Question: What were the attitudes of Joseph Smith and his contemporaries toward "magic"?

The attitudes of Joseph Smith and his contemporaries toward "magic" was always negative

In 1841, Wilford Woodruff recounted an episode of Church disciplinary action:

The President then brought up the case of a Br Moumford, who was holding the office of a Priest, from whome fellowship had been withdrawn by the council of officers in consequence of his practizing fortune Telling, Magic, Black art &c & called upon Elders Woodruff & Cordon to express their feelings upon the subject when Elder Woodruff arose, & spoke Briefly upon the subject, & informed the assembly that we had no such custom or practice in the Church, & that we should not fellowship any individual who Practiced Magic fortune Telling, Black art &c for it was not of God. When It was moved & carried by the whole church that fellowship be withdrawn from Br Moumford.[1]

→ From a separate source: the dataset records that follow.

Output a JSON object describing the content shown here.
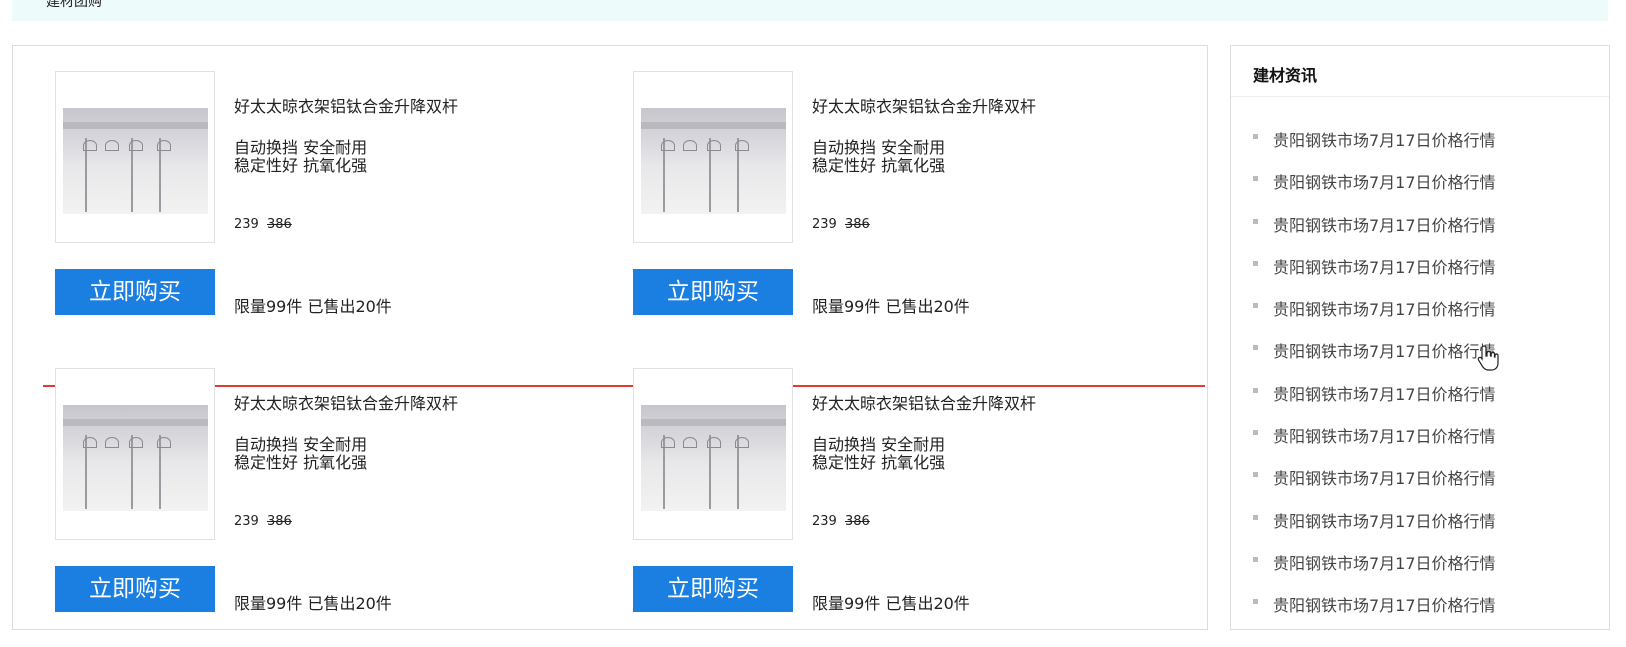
{
  "header": {
    "title": "建材团购"
  },
  "products": [
    {
      "title": "好太太晾衣架铝钛合金升降双杆",
      "features": [
        "自动换挡 安全耐用",
        "稳定性好 抗氧化强"
      ],
      "price": "239",
      "original_price": "386",
      "buy_label": "立即购买",
      "stock": "限量99件  已售出20件"
    },
    {
      "title": "好太太晾衣架铝钛合金升降双杆",
      "features": [
        "自动换挡 安全耐用",
        "稳定性好 抗氧化强"
      ],
      "price": "239",
      "original_price": "386",
      "buy_label": "立即购买",
      "stock": "限量99件  已售出20件"
    },
    {
      "title": "好太太晾衣架铝钛合金升降双杆",
      "features": [
        "自动换挡 安全耐用",
        "稳定性好 抗氧化强"
      ],
      "price": "239",
      "original_price": "386",
      "buy_label": "立即购买",
      "stock": "限量99件  已售出20件"
    },
    {
      "title": "好太太晾衣架铝钛合金升降双杆",
      "features": [
        "自动换挡 安全耐用",
        "稳定性好 抗氧化强"
      ],
      "price": "239",
      "original_price": "386",
      "buy_label": "立即购买",
      "stock": "限量99件  已售出20件"
    }
  ],
  "news": {
    "title": "建材资讯",
    "items": [
      "贵阳钢铁市场7月17日价格行情",
      "贵阳钢铁市场7月17日价格行情",
      "贵阳钢铁市场7月17日价格行情",
      "贵阳钢铁市场7月17日价格行情",
      "贵阳钢铁市场7月17日价格行情",
      "贵阳钢铁市场7月17日价格行情",
      "贵阳钢铁市场7月17日价格行情",
      "贵阳钢铁市场7月17日价格行情",
      "贵阳钢铁市场7月17日价格行情",
      "贵阳钢铁市场7月17日价格行情",
      "贵阳钢铁市场7月17日价格行情",
      "贵阳钢铁市场7月17日价格行情"
    ]
  },
  "colors": {
    "accent_blue": "#1a7fe0",
    "divider_red": "#e03a34",
    "topbar_bg": "#edfbfb"
  },
  "icons": {
    "cursor": "hand-pointer-icon"
  }
}
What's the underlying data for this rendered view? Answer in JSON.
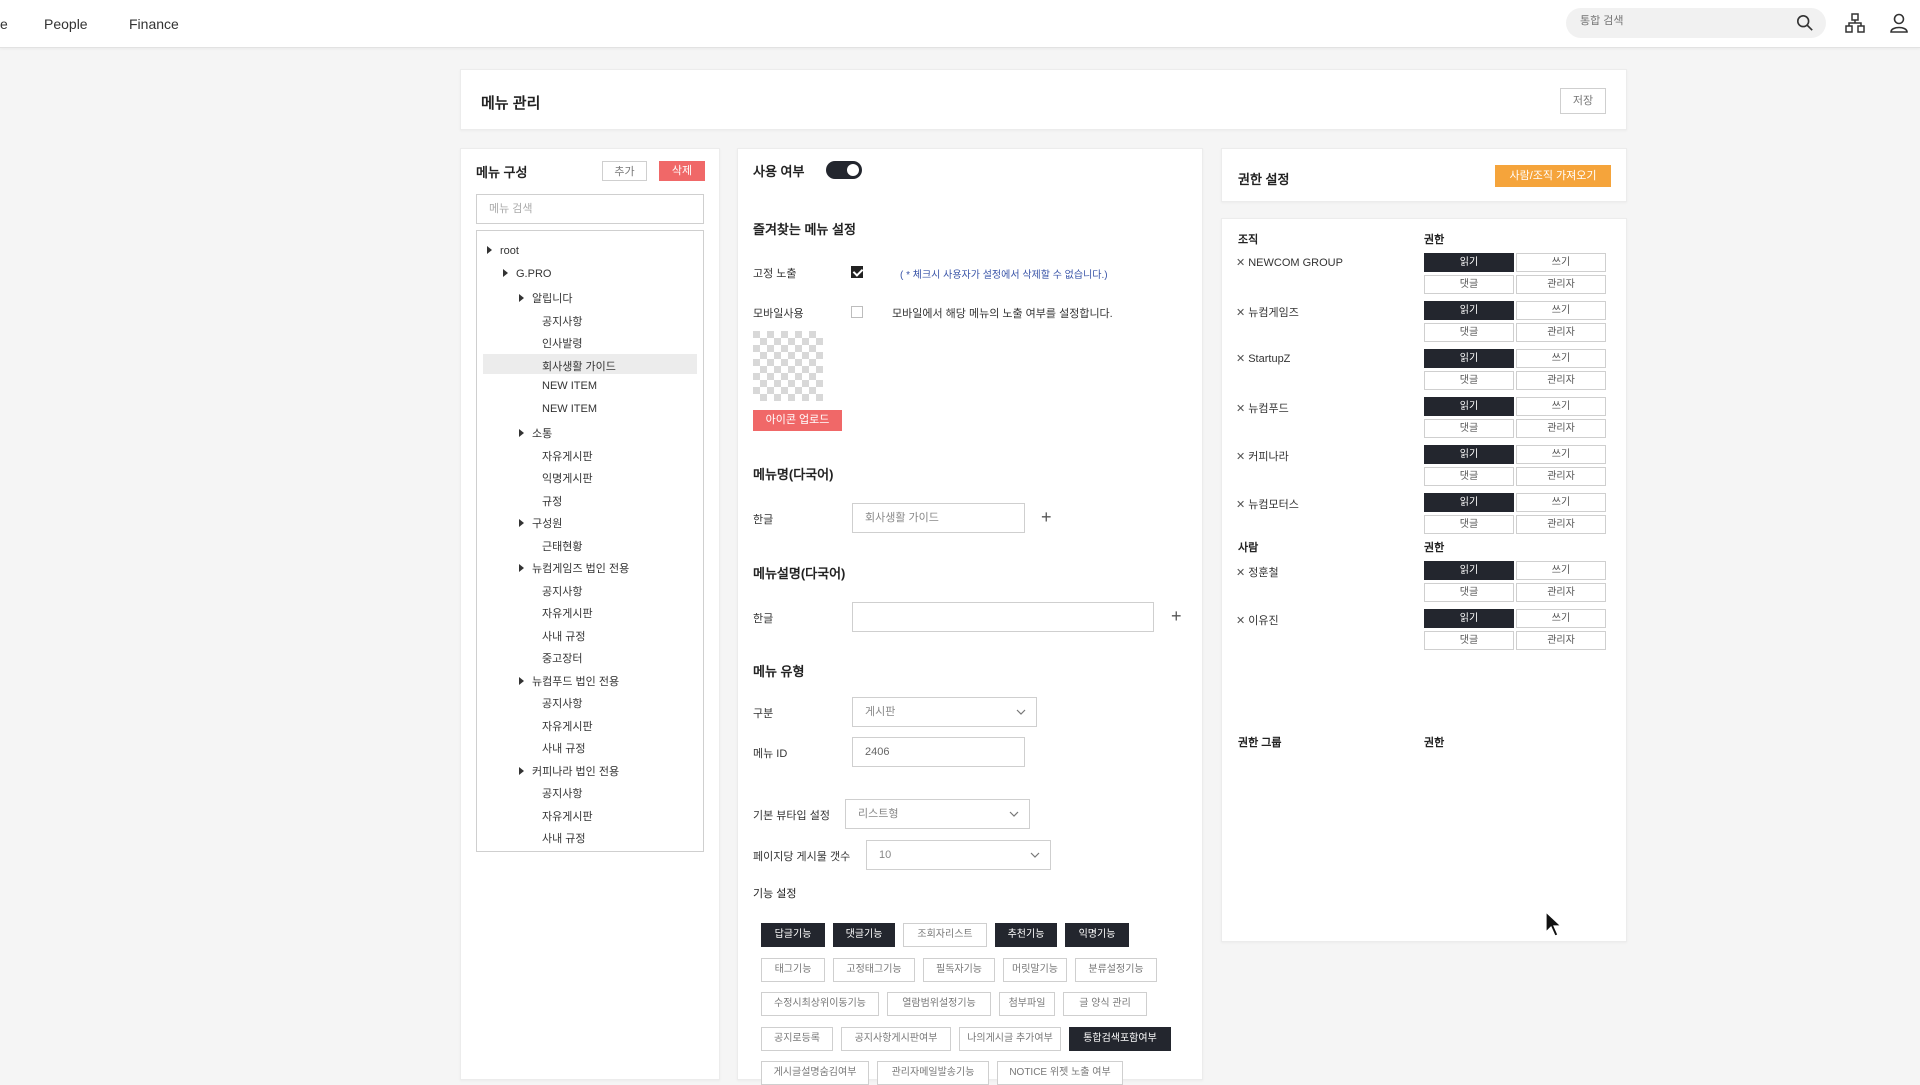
{
  "nav": {
    "partial": "e",
    "people": "People",
    "finance": "Finance",
    "search_placeholder": "통합 검색"
  },
  "header": {
    "title": "메뉴 관리",
    "save_label": "저장"
  },
  "menu_tree": {
    "title": "메뉴 구성",
    "add_label": "추가",
    "delete_label": "삭제",
    "search_placeholder": "메뉴 검색",
    "items": [
      {
        "label": "root",
        "depth": 0,
        "arrow": true
      },
      {
        "label": "G.PRO",
        "depth": 1,
        "arrow": true
      },
      {
        "label": "알립니다",
        "depth": 2,
        "arrow": true
      },
      {
        "label": "공지사항",
        "depth": 3,
        "arrow": false
      },
      {
        "label": "인사발령",
        "depth": 3,
        "arrow": false
      },
      {
        "label": "회사생활 가이드",
        "depth": 3,
        "arrow": false,
        "selected": true
      },
      {
        "label": "NEW ITEM",
        "depth": 3,
        "arrow": false
      },
      {
        "label": "NEW ITEM",
        "depth": 3,
        "arrow": false
      },
      {
        "label": "소통",
        "depth": 2,
        "arrow": true
      },
      {
        "label": "자유게시판",
        "depth": 3,
        "arrow": false
      },
      {
        "label": "익명게시판",
        "depth": 3,
        "arrow": false
      },
      {
        "label": "규정",
        "depth": 3,
        "arrow": false
      },
      {
        "label": "구성원",
        "depth": 2,
        "arrow": true
      },
      {
        "label": "근태현황",
        "depth": 3,
        "arrow": false
      },
      {
        "label": "뉴컴게임즈 법인 전용",
        "depth": 2,
        "arrow": true
      },
      {
        "label": "공지사항",
        "depth": 3,
        "arrow": false
      },
      {
        "label": "자유게시판",
        "depth": 3,
        "arrow": false
      },
      {
        "label": "사내 규정",
        "depth": 3,
        "arrow": false
      },
      {
        "label": "중고장터",
        "depth": 3,
        "arrow": false
      },
      {
        "label": "뉴컴푸드 법인 전용",
        "depth": 2,
        "arrow": true
      },
      {
        "label": "공지사항",
        "depth": 3,
        "arrow": false
      },
      {
        "label": "자유게시판",
        "depth": 3,
        "arrow": false
      },
      {
        "label": "사내 규정",
        "depth": 3,
        "arrow": false
      },
      {
        "label": "커피나라 법인 전용",
        "depth": 2,
        "arrow": true
      },
      {
        "label": "공지사항",
        "depth": 3,
        "arrow": false
      },
      {
        "label": "자유게시판",
        "depth": 3,
        "arrow": false
      },
      {
        "label": "사내 규정",
        "depth": 3,
        "arrow": false
      }
    ]
  },
  "settings": {
    "use_label": "사용 여부",
    "use_enabled": true,
    "favorites_title": "즐겨찾는 메뉴 설정",
    "fixed_label": "고정 노출",
    "fixed_checked": true,
    "fixed_note": "( * 체크시 사용자가 설정에서 삭제할 수 없습니다.)",
    "mobile_label": "모바일사용",
    "mobile_checked": false,
    "mobile_note": "모바일에서 해당 메뉴의 노출 여부를 설정합니다.",
    "icon_upload_label": "아이콘 업로드",
    "menu_name_title": "메뉴명(다국어)",
    "korean_label": "한글",
    "menu_name_value": "회사생활 가이드",
    "menu_desc_title": "메뉴설명(다국어)",
    "korean_label2": "한글",
    "menu_desc_value": "",
    "menu_type_title": "메뉴 유형",
    "category_label": "구분",
    "category_value": "게시판",
    "menu_id_label": "메뉴 ID",
    "menu_id_value": "2406",
    "view_type_label": "기본 뷰타입 설정",
    "view_type_value": "리스트형",
    "per_page_label": "페이지당 게시물 갯수",
    "per_page_value": "10",
    "feature_title": "기능 설정",
    "features": [
      [
        {
          "label": "답글기능",
          "on": true
        },
        {
          "label": "댓글기능",
          "on": true
        },
        {
          "label": "조회자리스트",
          "on": false
        },
        {
          "label": "추천기능",
          "on": true
        },
        {
          "label": "익명기능",
          "on": true
        }
      ],
      [
        {
          "label": "태그기능",
          "on": false
        },
        {
          "label": "고정태그기능",
          "on": false
        },
        {
          "label": "필독자기능",
          "on": false
        },
        {
          "label": "머릿말기능",
          "on": false
        },
        {
          "label": "분류설정기능",
          "on": false
        }
      ],
      [
        {
          "label": "수정시최상위이동기능",
          "on": false
        },
        {
          "label": "열람범위설정기능",
          "on": false
        },
        {
          "label": "첨부파일",
          "on": false
        },
        {
          "label": "글 양식 관리",
          "on": false
        }
      ],
      [
        {
          "label": "공지로등록",
          "on": false
        },
        {
          "label": "공지사항게시판여부",
          "on": false
        },
        {
          "label": "나의게시글 추가여부",
          "on": false
        },
        {
          "label": "통합검색포함여부",
          "on": true
        }
      ],
      [
        {
          "label": "게시글설명숨김여부",
          "on": false
        },
        {
          "label": "관리자메일발송기능",
          "on": false
        },
        {
          "label": "NOTICE 위젯 노출 여부",
          "on": false
        }
      ]
    ]
  },
  "permissions": {
    "title": "권한 설정",
    "import_label": "사람/조직 가져오기",
    "org_head": "조직",
    "perm_head": "권한",
    "orgs": [
      "NEWCOM GROUP",
      "뉴컴게임즈",
      "StartupZ",
      "뉴컴푸드",
      "커피나라",
      "뉴컴모터스"
    ],
    "people_head": "사람",
    "perm_head2": "권한",
    "people": [
      "정훈철",
      "이유진"
    ],
    "buttons": {
      "read": "읽기",
      "write": "쓰기",
      "comment": "댓글",
      "admin": "관리자"
    },
    "group_head": "권한 그룹",
    "perm_head3": "권한"
  }
}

And, most importantly, the Book of Mormon's treatment of "magic" or "sorcery" is always negative, which seems strange if (as we are asked to believe by the critics) Joseph Smith concocted it while at the same time embracing that same "magic."

Notes

  1. Wilford Woodruff, Journal, 28 March 1841; also cited in Wilford Woodruff, Wilford Woodruff’s Journal, 9 vols., ed., Scott G. Kenny (Salt Lake City: Signature Books, 1985), 2:75. ISBN 0941214133.